Hamburg/Berlin. Der Senat unterstützt einen Gesetzentwurf aus Hessen. Was hinter „Drug-Checking“ steckt – und was dagegen spricht.
Zuletzt sorgten zwei Fälle von Ecstasy-Vergiftungen von Jugendlichen in Hamburg für Entsetzen – nun könnte es eine neue, aber umstrittene Gegenmaßnahme geben. Hamburg unterstützt im Bundesrat eine Initiative zum Thema „Drug-Checking“. Konsumenten sollen ihre Drogen auf diese Weise anonym auf die Inhaltsstoffe überprüfen lassen können. Voraussetzung ist, dass sie sich gleichzeitig zu den jeweiligen Gefahren beraten lassen.
Dazu ist eine Änderung des Betäubungsmittelgesetzes notwendig: Mit der Aufnahme eines zusätzlichen Paragrafen soll eine Rechtsgrundlage geschaffen werden, die Schnelltests ermöglichen würde. Bereits am heutigen Freitag stimmt der Bundesrat über einen Gesetzentwurf ab, den die schwarz-grüne Landesregierung in Hessen eingebracht hat.
Hamburg unterstützt Entwurf zum Drug-Checking – Justizminister dagegen
Hamburg werde einem solchen Antrag zustimmen, bestätigte Martin Helfrich, Sprecher der Sozialbehörde, dem Abendblatt auf Nachfrage. Allerdings sei es nicht sehr wahrscheinlich, dass der Vorstoß erfolgreich ist. Die Länder im Bundesrat stimmen am Freitag zunächst nur darüber ab, ob der Gesetzentwurf in den Bundestag eingebracht wird. Die im Vorfeld beauftragten Ausschüsse kamen zu unterschiedlichen Ergebnissen.

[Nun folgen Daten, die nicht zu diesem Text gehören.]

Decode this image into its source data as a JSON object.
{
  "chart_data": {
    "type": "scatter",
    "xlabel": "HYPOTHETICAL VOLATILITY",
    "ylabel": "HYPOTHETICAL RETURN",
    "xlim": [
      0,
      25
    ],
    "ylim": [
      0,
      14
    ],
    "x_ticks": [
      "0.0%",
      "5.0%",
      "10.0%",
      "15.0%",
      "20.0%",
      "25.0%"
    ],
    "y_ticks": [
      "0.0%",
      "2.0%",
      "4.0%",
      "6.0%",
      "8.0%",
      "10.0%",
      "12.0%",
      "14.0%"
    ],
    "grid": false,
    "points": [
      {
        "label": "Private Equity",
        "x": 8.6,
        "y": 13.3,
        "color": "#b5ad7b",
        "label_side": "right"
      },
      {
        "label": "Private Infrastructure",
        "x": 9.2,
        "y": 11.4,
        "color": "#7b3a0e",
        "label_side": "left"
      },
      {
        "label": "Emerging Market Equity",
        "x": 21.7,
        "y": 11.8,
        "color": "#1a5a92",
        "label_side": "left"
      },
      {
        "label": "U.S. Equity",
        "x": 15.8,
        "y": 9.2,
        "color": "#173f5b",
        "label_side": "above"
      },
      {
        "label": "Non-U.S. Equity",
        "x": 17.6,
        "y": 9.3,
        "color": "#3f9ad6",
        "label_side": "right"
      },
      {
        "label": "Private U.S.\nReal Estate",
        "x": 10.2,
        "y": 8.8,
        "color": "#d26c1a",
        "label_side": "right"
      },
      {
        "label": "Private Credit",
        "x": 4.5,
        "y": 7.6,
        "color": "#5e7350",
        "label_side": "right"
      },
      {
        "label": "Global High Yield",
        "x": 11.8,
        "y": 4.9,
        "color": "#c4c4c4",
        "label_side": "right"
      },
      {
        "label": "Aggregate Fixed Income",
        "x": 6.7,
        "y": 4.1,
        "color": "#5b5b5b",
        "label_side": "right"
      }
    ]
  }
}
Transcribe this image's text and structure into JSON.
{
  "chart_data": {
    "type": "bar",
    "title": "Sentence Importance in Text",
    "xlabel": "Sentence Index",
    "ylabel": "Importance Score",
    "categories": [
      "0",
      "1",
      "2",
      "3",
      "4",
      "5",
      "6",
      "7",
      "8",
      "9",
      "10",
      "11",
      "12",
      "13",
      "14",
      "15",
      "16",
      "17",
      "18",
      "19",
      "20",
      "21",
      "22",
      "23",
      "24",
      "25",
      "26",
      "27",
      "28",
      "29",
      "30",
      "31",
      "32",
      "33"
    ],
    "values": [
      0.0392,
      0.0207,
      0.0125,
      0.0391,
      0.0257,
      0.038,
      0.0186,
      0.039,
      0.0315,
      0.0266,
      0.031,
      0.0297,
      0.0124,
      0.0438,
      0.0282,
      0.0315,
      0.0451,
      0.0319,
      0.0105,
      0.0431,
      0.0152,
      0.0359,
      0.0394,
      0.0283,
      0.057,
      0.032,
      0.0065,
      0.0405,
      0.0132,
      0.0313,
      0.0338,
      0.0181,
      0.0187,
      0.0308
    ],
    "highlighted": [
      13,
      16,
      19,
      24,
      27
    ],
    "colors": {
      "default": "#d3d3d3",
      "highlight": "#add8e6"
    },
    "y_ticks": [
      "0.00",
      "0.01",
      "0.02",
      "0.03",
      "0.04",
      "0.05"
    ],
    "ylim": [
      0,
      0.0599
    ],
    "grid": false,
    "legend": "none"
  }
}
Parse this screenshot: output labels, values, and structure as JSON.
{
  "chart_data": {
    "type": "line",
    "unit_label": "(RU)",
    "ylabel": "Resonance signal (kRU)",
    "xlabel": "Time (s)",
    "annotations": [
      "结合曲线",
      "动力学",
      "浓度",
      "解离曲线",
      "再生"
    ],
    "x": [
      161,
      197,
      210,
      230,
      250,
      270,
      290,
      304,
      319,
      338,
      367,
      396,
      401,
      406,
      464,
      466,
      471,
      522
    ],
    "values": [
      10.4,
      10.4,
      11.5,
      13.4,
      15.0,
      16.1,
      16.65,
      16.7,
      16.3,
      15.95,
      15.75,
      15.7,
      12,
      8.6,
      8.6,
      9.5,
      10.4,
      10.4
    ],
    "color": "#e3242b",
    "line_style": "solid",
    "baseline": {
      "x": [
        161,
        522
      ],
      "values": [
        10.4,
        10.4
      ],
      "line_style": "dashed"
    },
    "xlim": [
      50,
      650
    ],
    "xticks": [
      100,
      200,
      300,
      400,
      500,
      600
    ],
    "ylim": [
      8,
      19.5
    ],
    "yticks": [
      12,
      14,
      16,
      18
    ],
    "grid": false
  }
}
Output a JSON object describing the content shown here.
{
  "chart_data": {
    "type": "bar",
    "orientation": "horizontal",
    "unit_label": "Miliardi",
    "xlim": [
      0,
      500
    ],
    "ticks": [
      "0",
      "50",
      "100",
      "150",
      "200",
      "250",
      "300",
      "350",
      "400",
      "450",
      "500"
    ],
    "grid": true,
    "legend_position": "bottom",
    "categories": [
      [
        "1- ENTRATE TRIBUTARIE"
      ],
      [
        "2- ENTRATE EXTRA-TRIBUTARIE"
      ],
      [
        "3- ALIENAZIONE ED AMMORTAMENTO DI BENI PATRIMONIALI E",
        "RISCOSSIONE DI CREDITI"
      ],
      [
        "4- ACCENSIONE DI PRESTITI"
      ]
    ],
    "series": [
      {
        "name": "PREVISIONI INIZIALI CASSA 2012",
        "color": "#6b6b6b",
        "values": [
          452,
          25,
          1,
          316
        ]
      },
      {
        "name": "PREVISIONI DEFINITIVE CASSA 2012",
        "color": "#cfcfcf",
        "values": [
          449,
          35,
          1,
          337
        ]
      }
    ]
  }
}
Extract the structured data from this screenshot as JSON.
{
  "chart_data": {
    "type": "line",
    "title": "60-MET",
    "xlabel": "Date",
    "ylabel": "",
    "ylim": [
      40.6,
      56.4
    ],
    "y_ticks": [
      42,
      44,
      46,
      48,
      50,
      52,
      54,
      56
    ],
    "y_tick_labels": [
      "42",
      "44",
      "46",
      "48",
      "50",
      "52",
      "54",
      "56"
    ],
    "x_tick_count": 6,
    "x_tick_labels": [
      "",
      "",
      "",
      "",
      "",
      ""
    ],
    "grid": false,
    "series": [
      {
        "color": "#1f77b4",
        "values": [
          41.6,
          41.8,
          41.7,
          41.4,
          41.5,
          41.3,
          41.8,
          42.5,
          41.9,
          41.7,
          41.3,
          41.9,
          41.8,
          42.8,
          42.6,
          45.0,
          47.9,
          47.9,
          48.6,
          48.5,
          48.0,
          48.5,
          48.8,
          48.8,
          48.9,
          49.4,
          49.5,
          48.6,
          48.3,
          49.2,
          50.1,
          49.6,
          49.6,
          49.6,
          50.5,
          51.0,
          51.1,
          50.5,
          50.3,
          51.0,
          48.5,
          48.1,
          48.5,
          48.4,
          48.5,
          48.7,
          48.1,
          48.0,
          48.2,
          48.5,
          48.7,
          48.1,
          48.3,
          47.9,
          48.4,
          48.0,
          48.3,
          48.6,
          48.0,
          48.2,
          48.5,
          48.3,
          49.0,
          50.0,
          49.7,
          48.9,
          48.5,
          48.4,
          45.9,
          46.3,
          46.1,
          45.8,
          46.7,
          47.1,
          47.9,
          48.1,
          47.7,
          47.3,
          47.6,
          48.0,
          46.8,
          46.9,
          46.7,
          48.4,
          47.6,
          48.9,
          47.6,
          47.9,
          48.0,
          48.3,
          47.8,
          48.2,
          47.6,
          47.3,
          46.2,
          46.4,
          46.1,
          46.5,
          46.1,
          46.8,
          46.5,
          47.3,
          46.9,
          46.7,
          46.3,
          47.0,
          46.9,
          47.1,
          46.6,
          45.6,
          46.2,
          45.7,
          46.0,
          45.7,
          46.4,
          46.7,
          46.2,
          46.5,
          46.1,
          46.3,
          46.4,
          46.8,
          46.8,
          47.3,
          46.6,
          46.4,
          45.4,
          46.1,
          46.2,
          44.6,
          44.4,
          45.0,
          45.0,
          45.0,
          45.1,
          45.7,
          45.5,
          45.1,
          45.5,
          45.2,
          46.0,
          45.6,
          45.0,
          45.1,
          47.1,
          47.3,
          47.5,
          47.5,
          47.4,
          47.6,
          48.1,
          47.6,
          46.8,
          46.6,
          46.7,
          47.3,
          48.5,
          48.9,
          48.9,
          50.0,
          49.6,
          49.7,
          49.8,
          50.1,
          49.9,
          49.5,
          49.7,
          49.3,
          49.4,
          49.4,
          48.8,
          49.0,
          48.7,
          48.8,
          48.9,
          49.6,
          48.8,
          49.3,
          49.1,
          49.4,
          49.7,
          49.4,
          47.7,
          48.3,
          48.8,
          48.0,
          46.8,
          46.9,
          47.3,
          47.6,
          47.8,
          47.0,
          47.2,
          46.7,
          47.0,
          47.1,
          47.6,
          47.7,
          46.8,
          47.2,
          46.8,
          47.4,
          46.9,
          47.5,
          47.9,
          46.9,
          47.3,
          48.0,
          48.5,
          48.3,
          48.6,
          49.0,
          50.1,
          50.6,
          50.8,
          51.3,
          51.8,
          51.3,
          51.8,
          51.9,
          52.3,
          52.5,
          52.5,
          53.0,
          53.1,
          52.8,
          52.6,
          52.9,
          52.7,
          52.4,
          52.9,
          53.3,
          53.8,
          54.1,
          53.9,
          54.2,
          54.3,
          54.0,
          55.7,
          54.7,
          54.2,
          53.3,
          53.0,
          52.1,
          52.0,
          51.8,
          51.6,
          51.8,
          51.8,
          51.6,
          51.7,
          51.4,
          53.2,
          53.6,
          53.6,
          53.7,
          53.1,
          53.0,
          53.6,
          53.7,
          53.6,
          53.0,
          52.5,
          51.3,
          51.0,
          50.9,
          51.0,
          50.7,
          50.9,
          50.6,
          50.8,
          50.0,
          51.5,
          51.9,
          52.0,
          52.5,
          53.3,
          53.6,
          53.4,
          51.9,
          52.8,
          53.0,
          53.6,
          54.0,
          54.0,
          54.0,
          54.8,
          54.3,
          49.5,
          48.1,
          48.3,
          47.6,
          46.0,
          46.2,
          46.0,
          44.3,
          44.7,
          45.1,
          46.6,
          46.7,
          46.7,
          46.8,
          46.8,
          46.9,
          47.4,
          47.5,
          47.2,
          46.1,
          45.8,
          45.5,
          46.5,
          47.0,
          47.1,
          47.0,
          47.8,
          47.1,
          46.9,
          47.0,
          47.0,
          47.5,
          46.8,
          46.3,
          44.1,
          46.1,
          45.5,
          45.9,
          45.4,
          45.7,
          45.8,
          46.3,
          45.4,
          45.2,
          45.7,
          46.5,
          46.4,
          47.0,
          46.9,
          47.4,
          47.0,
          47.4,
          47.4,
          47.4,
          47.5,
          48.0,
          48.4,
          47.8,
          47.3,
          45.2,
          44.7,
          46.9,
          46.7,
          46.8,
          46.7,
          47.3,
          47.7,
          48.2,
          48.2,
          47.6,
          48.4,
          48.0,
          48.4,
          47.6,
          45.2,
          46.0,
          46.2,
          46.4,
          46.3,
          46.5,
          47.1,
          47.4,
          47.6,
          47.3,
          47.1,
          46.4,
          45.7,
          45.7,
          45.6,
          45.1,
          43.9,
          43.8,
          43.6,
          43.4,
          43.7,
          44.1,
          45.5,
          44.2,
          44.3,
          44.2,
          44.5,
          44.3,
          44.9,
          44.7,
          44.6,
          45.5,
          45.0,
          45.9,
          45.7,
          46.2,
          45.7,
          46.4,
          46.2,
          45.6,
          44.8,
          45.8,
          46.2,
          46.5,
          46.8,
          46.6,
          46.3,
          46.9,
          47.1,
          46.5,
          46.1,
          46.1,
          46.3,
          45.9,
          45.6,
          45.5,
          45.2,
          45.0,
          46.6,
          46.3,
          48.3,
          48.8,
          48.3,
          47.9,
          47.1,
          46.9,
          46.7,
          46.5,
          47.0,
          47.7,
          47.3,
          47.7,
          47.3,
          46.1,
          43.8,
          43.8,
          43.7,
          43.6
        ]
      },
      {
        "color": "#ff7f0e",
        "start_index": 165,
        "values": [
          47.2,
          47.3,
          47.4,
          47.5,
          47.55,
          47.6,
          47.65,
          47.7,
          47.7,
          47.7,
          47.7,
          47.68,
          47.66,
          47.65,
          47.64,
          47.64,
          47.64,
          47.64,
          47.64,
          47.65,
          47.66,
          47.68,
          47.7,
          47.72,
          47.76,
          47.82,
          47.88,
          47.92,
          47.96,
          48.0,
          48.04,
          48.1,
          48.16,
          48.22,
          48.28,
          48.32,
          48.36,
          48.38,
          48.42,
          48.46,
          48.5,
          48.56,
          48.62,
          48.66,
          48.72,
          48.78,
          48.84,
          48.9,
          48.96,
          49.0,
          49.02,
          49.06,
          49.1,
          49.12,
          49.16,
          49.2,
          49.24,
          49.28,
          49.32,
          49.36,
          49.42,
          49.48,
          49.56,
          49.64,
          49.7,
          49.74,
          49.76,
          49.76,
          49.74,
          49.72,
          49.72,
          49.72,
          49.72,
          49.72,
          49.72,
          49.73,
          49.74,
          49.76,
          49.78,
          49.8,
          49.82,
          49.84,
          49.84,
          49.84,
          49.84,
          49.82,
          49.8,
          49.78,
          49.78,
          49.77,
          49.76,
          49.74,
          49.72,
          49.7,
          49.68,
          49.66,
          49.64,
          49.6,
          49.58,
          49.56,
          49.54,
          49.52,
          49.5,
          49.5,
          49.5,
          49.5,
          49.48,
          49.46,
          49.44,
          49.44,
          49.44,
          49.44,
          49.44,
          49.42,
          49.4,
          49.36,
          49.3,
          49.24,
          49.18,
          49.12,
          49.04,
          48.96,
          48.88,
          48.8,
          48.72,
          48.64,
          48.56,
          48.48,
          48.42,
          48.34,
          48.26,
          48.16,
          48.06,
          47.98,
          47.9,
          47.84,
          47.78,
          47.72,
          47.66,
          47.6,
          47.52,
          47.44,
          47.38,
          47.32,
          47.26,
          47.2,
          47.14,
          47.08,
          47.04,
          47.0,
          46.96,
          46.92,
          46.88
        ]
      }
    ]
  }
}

Die Gesundheitsminister der Länder sprachen sich demnach dafür aus, den Entwurf in den Bundestag zu bringen, die Justizminister empfehlen das nicht.
Offen ist, wie sich die Bundesländer am Freitag positionieren: Bremen hatte ebenfalls im Vorfeld Unterstützung angekündigt, in Berlin ist bereits ein Modellversuch geplant. Im Hamburger Koalitionsvertrag habe man sich zwar darauf geeinigt, dass man solche Projekte bei Gelegenheit überprüft, konkrete Pilotprojekte oder Pläne gebe es aber nicht, so Helfrich.
Partydrogen werden besonders in Großstädten konsumiert
Laut dem hessischen Sozialminister Kai Klose (Grüne) hat sich die Situation in den letzten Jahren immer weiter zugespitzt. „Im Nachtleben aller großen Städte auch in Deutschland spielen Partydrogen leider eine nicht mehr wegzudiskutierende Rolle“, so der Minister. Neben Alkohol und Nikotin würden zunehmend Amphetamine, Methamphetamine wie Crystal Meth und neue psychoaktive Stoffe konsumiert.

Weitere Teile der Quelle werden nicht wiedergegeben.